Medicare Prescriptions: Frequently Asked Questions
Prescription drug coverage is one of Medicare's most complex areas. This FAQ covers Part D plans, how formularies work, the coverage gap (donut hole), and programs to help reduce your medication costs.
Common Questions
Does Medicare cover prescriptions?
Original Medicare (Parts A & B) does not cover most prescription drugs. You need Part D or a Medicare Advantage plan with drug coverage. Part D is available through standalone plans (with Original Medicare) or as part of Medicare Advantage.
What is a formulary?
A formulary is the list of drugs covered by a Part D or Medicare Advantage drug plan. Drugs are organized into tiers with different costs. Formularies vary by plan—verify your medications are covered before enrolling.
What is the Part D coverage gap (donut hole)?
The coverage gap was a phase where you paid more for drugs. Starting in 2025, the Inflation Reduction Act caps Part D out-of-pocket costs at $2,000 annually, effectively eliminating the coverage gap for most beneficiaries.

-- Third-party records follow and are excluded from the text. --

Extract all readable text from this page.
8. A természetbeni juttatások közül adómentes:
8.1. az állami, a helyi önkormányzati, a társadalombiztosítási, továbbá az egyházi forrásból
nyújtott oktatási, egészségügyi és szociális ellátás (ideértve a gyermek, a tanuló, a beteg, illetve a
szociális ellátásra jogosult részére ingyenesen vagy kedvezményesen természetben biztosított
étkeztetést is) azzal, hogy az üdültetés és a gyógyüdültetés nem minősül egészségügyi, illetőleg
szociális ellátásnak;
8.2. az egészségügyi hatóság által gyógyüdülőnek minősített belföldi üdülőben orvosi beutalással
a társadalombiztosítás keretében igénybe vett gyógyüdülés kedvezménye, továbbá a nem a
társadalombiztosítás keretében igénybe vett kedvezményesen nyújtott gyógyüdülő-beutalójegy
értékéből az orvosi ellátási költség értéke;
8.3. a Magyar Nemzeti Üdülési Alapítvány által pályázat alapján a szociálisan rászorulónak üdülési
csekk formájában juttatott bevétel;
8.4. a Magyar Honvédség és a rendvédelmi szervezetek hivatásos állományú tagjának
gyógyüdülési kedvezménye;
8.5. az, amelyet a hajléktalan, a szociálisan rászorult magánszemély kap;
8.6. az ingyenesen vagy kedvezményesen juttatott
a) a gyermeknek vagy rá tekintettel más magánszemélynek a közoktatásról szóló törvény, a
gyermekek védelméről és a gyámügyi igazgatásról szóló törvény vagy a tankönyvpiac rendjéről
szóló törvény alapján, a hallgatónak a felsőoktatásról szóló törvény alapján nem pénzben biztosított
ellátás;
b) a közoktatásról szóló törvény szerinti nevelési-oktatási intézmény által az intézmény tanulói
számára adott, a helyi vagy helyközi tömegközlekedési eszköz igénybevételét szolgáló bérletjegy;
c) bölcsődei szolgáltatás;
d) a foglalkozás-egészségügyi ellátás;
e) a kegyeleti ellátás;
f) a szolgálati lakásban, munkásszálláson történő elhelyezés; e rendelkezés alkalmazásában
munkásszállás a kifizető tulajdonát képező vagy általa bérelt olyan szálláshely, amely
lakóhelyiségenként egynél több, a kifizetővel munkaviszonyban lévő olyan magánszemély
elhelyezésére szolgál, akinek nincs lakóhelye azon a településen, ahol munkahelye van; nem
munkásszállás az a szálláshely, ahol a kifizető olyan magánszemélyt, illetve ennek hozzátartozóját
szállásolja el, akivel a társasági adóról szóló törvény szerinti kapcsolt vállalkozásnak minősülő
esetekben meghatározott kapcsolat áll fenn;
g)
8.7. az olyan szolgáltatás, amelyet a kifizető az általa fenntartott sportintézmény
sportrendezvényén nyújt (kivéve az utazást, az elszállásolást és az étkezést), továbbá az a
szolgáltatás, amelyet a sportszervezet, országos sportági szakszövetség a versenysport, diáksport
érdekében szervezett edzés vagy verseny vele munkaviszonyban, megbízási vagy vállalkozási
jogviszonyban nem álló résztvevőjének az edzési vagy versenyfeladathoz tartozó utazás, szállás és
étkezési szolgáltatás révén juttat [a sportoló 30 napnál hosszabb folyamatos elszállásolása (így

How do I save money on prescriptions?
Use generic medications when possible, compare Part D plans annually for your specific drugs, use preferred pharmacies for lower copays, consider 90-day mail-order supplies, and check Extra Help eligibility for premium and copay assistance.
Can I change my Part D plan if my medications aren't covered?
Generally, you can only change Part D plans during Annual Enrollment. However, if your plan drops a drug or you qualify for Extra Help, you may have a Special Enrollment Period. You can also request a formulary exception from your plan.